The September suit was likely sparked by a regulatory filing Dell issued in December in which it disclosed that it needed more time to file its fiscal third-quarter results for the period ended November 3 “due to questions raised” in connection with ongoing investigations by the Securities and Exchange Commission, the company’s audit committee, and the U.S. Attorney for the Southern District of New York.

Dell had previously stated that the probes were related to certain accounting and financial-reporting matters, including the possibility of misstatements in prior financial reports and issues relating to reserves and other balance-sheet items that may affect the company’s previously reported results.

The company made headlines earlier this week when Michael Dell announced he would return as chief executive officer of the company he founded, while retaining the position of chairman. He replaces Kevin Rollins, who took the helm three years ago. Rollins also resigned from the board of directors. At the time, Dell also announced it expects its fiscal fourth-quarter results to be below the average of First Call estimates for both revenue and earnings per share.

The shuffle at the top is the second for the company in little more than a month.
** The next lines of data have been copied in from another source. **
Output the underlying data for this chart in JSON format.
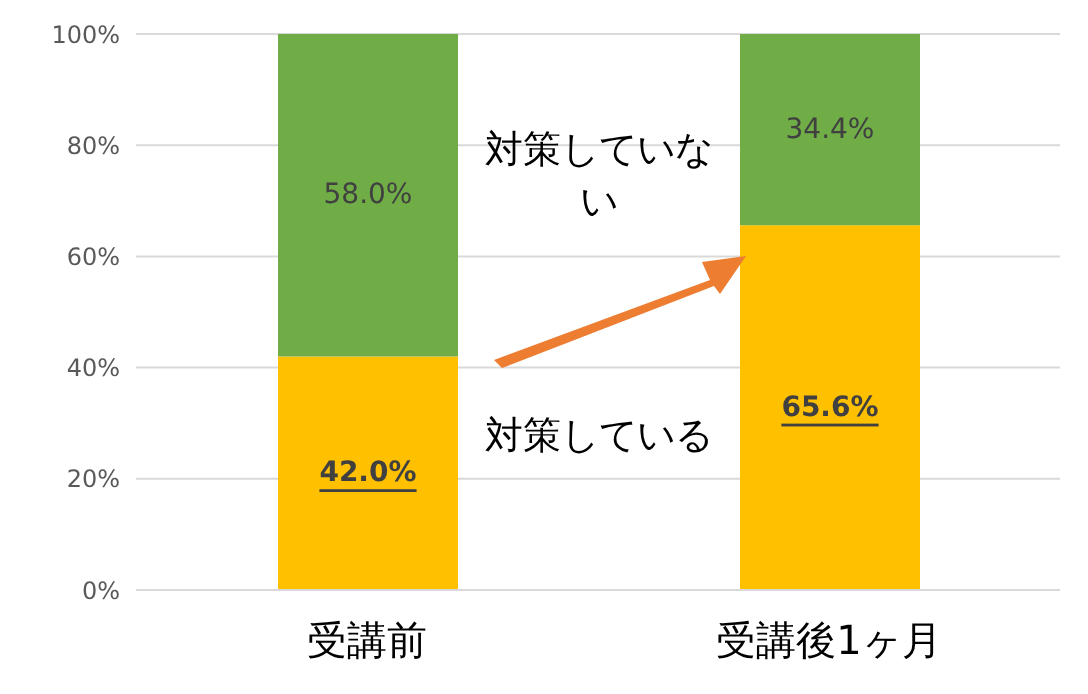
{
  "chart_data": {
    "type": "bar",
    "stacked": true,
    "categories": [
      "受講前",
      "受講後1ヶ月"
    ],
    "series": [
      {
        "name": "対策している",
        "color": "#ffc000",
        "values": [
          42.0,
          65.6
        ],
        "value_labels": [
          "42.0%",
          "65.6%"
        ]
      },
      {
        "name": "対策していない",
        "color": "#70ad47",
        "values": [
          58.0,
          34.4
        ],
        "value_labels": [
          "58.0%",
          "34.4%"
        ]
      }
    ],
    "ylim": [
      0,
      100
    ],
    "yticks": [
      {
        "value": 0,
        "label": "0%"
      },
      {
        "value": 20,
        "label": "20%"
      },
      {
        "value": 40,
        "label": "40%"
      },
      {
        "value": 60,
        "label": "60%"
      },
      {
        "value": 80,
        "label": "80%"
      },
      {
        "value": 100,
        "label": "100%"
      }
    ],
    "grid": "y",
    "legend": false
  }
}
In December, chief financial officer James M. Schneider departed to become executive chairman of Frontier Bancshares.

Dell is currently working to meet its stock-exchange listing requirements and SEC filing deadlines. On January 23, the company announced in a regulatory filing that it must provide Nasdaq with certain information regarding the previously announced audit-committee investigation by March 1, and file its delinquent periodic financial reports by March 14, to retain its listing on the exchange.

The company also said it expects to supply Nasdaq with the requested information by the March 1 deadline. And while it is working “diligently” to file the delinquent reports with the SEC as soon as possible, Dell does not expect to meet the March 14 deadline. However, the company plans to ask the Nasdaq Listing and Hearing Review Council for additional time to file the quarterly reports, “but there can be no assurance that the Council will grant the company’s request,” noted the filing.